Best Pounder: Norpro Grip-EZ Reversible Tenderizer/Pounder
Similar to a hammer-style tenderizer but perhaps easier on the wrists, this tool has a dual-sided round base that screws onto the handle. The flat side of the base pounds and flattens meat, and the other side has spikes to tenderize. To use, you simply hold it by the Santoprene handle and pound straight down, a motion that's a bit more precise than swinging a hammer. The base is wider than most mallet-style tenderizers, so less pounding is needed before you’re breading your pork for your favorite schnitzel recipe. The Norpro should be hand washed.
Best Splurge: Rösle Meat Tenderizer
This stainless steel tenderizer works similarly to a meat mallet, but its base is wide and flat like a spatula. This allows the tool to hit a wider portion of the meat with each blow for even results—great when working with uneven cuts like chicken breasts. The heavy weight provides extra power so fewer hits are needed to flatten the meat for breading or for quick pan-frying. There's a loop at the end of the handle for hanging, but it also fits easily into a drawer alongside spatulas. The joint between the base and handle is seamless, so food won’t get stuck, and it’s dishwasher safe for easy cleaning.

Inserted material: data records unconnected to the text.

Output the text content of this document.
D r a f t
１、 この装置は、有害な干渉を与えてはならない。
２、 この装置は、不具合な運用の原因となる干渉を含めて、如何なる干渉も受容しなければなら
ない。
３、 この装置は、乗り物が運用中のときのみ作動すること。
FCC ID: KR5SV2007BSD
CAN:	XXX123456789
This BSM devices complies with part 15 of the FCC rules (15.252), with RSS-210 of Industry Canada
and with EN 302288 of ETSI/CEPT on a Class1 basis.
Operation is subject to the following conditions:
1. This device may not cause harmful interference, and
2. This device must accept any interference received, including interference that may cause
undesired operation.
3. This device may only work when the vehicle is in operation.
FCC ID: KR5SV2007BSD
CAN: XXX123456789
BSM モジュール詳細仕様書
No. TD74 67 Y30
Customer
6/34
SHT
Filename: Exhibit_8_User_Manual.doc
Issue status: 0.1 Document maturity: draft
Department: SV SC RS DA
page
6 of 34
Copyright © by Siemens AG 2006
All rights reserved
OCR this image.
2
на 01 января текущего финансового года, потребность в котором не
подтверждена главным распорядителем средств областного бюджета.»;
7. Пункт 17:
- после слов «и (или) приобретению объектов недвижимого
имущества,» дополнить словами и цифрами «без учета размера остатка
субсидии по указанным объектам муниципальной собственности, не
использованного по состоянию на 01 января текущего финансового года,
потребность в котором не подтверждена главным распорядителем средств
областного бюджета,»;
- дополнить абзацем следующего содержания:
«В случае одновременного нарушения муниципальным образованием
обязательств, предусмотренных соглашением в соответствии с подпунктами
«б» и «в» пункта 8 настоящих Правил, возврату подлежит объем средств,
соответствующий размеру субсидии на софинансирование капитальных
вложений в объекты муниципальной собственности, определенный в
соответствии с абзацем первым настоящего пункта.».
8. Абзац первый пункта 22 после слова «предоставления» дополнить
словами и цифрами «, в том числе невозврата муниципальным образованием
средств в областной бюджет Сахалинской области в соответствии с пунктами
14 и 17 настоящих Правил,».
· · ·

Best Cuber: Weston Manual Meat Cuber-Tenderizer
Perfect for making cube steaks at home, this manual cuber is easy to operate and handy for cube steaks, Swiss steaks, chicken-fried steaks, and more. There will be no need to look for cube steaks at the grocer or to ask the butcher to run a steak through his machine—you can do it at home with any meat you have, whether steak, pork, chicken, or game meat. It works like a pasta roller: Just feed the meat in at the top, crank the handle, and the meat meets 31 stainless steel blades that pierce and tenderize it. This cuber can handle meats up to 5 inches wide and 1 1 /4 inch thick, and it disassembles easily for cleanup with the work is done.